Jeff Thorpe wrote:I would like to build a RMH in my home and store the heat in water, and then connect to my baseboard system for whole house heating - has anyone done anything like this?
I am on the same kind of project, researching, and experimenting with the idea. I have built some crude
wood fired boilers, some rocket stoves, and am currently building a large
rocket stove intended to heat the house as a boiler. Have done some interesting firing experiments with cordwood as well as wood chips, quite successful but so far the stove is not hooked up to anything, just running out in the driveway.
{and yes, I am competent to build a wood fired boiler that won't explode or burn down my house. An important consideration}
Buffer tank sizing is a little complicated, but not overwhelming. I went through that in this
post on Hearth.com, read it and then come back here. The short
answer is you are sizing the buffer tank to absorb the full output of one firing of the
wood stove (if it is batch fired) and then sizing the system so that so-many-firings of the wood boiler will provide so-many-btus daily for a house heating load. I ended up with about 450 gallons needed to allow 2 firings per day. That's typical.
The question I am pondering right now is how to make a good heat exchanger to absorb heat out of the flue gas from a big
rocket stove. There are about three good ways to go:
Coils of copper pipe (water tube)
Steel or stainless steel tubes inside some sort of flue box (water tube)
steel or stainless steel tubes inside some kind of water tank (fire tube)
Copper melts at low temperatures and corrodes easily, but is a great heat transfer medium and is easy to work with. Copper does not get along with flue gases or dissimilar metals. I am imagining using copper coils inside a layer of castable refractory cement (to separate it from the corrosive flue gasses and provide a heat transfer medium) adjacent to a flue. Haven't thought this all the way through.
Water tubes inside some kind of flue box have been done by
several hackers. There is a company that
sells stainless steel tubes for this purpose. Simple but expensive answer would be to buy 3 of their coils, install them in a 55 gallon barrel, and plop that on top of my rocket stove. The rest is plumbing.
A fire tube heat exchanger is also interesting. If one was a good welder one could weld tubes into a tank watertight, fill it with water, add a circulating pump (and safety controls and temp/pressure relief!) and pump
hot water to your buffer tank. A 30 gallon barrel, with fire tubes inside, inside a 55 gallon barrel, arranged so the flue gases went through the fire tube pipes, might make a pretty good heat exchanger.
All these heat exchangers are heavy and require independant structural support. Fire tube is the heaviest.
Water treatment is an important consideration often missed by us hackers. All of this stuff (flue gases, water) is corrosive.

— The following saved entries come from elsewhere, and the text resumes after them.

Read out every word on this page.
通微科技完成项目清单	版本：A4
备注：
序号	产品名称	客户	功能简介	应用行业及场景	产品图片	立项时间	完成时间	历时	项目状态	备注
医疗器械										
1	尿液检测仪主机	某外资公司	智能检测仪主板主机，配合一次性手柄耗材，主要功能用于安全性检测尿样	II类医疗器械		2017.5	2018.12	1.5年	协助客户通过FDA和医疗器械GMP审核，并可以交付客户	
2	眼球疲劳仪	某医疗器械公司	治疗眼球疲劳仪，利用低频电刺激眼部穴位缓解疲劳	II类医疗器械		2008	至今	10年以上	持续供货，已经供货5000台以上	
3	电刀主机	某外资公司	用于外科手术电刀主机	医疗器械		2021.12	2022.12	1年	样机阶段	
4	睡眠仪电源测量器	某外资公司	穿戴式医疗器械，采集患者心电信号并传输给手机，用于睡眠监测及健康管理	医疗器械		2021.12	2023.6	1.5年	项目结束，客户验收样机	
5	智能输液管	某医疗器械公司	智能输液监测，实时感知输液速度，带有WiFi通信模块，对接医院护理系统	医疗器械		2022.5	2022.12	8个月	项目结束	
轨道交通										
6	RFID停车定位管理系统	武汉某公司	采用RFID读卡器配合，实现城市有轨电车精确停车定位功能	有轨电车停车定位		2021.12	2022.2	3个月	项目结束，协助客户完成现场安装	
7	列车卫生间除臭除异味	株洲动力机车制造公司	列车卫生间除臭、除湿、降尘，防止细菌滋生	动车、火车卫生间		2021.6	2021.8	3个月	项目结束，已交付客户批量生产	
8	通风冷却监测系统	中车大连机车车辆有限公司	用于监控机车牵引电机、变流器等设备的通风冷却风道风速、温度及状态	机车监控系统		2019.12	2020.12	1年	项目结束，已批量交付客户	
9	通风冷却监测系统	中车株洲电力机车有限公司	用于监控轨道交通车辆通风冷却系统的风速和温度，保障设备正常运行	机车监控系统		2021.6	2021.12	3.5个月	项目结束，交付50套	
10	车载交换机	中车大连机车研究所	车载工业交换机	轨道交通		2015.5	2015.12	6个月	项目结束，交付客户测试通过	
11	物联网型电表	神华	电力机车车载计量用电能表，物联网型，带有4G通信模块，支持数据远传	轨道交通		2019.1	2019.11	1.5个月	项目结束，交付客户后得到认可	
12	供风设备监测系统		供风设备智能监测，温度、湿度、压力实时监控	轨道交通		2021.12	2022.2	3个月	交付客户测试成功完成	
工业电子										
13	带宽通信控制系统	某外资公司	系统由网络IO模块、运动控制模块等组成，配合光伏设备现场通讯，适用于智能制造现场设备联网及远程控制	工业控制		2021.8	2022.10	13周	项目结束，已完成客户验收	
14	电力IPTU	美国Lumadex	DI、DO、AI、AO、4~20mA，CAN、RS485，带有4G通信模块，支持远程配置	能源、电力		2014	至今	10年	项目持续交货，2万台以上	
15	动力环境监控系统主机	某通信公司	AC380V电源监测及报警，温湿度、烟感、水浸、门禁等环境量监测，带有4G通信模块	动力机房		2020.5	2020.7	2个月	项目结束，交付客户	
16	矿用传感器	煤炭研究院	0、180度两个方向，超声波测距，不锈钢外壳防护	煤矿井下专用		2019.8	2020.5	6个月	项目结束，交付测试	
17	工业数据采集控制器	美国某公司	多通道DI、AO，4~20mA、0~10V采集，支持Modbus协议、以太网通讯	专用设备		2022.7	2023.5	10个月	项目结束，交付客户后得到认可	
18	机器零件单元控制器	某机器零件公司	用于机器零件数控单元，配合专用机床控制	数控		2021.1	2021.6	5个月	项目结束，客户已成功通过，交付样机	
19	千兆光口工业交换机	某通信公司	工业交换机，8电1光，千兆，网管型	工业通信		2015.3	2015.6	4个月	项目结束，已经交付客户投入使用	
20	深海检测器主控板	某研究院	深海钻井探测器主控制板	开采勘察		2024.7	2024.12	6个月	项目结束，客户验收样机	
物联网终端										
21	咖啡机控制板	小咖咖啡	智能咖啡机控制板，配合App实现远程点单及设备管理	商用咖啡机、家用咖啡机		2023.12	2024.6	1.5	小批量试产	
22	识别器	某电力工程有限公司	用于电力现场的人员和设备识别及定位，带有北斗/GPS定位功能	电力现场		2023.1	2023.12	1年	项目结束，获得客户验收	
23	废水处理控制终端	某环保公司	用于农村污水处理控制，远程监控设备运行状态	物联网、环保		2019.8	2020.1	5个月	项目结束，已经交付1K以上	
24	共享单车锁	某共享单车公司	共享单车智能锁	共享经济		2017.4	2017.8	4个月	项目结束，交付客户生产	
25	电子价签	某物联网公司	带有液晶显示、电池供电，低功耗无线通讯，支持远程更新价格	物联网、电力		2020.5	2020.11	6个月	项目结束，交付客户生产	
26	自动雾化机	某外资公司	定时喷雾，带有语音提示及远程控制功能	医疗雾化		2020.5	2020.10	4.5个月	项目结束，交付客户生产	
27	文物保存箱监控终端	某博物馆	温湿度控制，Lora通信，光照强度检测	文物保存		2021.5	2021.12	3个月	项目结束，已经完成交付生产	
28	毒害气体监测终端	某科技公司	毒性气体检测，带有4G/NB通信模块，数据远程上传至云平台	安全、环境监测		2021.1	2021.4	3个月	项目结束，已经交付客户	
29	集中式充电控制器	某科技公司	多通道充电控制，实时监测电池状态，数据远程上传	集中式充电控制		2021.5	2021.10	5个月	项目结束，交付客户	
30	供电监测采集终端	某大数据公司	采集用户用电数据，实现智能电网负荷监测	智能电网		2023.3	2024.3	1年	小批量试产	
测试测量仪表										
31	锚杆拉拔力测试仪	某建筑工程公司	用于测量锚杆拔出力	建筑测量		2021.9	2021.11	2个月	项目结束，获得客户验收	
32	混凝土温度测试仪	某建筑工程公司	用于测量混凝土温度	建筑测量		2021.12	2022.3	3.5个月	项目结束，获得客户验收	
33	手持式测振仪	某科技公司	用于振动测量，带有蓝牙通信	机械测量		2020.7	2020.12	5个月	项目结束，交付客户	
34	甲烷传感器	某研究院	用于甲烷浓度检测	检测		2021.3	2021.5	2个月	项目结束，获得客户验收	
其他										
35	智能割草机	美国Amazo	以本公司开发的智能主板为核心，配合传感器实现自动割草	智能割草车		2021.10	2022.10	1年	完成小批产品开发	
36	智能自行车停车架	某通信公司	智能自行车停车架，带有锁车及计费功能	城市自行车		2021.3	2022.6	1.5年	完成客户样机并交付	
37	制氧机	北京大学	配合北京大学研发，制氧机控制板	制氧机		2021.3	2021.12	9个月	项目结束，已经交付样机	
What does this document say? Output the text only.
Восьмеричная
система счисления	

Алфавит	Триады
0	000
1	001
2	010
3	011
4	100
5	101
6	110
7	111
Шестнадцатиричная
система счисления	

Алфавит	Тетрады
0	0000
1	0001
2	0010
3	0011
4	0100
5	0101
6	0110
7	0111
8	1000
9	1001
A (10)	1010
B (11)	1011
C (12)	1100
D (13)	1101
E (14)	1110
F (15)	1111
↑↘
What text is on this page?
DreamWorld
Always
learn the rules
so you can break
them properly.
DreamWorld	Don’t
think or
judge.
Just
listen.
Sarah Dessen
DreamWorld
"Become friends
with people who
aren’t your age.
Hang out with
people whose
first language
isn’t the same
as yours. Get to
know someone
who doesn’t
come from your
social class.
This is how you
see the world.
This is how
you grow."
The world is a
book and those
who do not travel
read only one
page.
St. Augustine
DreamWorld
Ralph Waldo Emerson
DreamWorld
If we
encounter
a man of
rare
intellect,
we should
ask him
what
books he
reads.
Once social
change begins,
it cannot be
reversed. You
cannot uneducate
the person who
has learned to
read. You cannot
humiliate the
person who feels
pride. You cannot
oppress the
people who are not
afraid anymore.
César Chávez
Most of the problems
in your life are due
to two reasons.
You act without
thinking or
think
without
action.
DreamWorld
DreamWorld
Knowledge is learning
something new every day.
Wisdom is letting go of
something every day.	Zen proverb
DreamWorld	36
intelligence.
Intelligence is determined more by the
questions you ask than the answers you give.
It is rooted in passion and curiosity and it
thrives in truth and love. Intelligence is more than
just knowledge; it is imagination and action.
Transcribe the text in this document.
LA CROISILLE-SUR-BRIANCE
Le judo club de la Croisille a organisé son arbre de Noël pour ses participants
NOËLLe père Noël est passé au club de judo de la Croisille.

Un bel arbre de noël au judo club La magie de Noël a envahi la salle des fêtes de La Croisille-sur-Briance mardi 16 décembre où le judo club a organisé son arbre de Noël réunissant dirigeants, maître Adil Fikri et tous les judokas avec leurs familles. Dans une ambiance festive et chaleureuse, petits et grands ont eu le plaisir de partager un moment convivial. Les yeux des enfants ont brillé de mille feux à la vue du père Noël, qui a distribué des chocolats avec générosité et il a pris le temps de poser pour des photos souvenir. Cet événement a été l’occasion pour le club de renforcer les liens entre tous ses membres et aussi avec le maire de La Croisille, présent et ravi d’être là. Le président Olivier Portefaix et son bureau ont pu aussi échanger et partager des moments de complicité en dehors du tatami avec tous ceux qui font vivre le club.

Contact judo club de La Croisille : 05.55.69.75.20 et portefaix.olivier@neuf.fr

These guys sell all the chemicals and test kits you'll need to keep your pipes from rusting out in a year.
Open vs. Closed system? Open systems seem simpler at first, have less (but not zero) potential for a steam explosion. But they evaporate water, requiring makeup water, they introduce oxygen, which accelerates corrosion and thus use more chemicals. Pumps in open systems may have higher head requirements and may need to be self-priming. Closed systems solve about half these problems and introduce several more - need expansion tanks, perhaps more overtemp/overpressure relief valves, and so on.
What I am finding out is, the hydronic end of this will be more expensive than the wood stove itself. Pumps are $200 a pop, copper or stainless is outgrageous, aquastats and overtemp/overpressure valves are needed, expansion tanks aren't cheap either.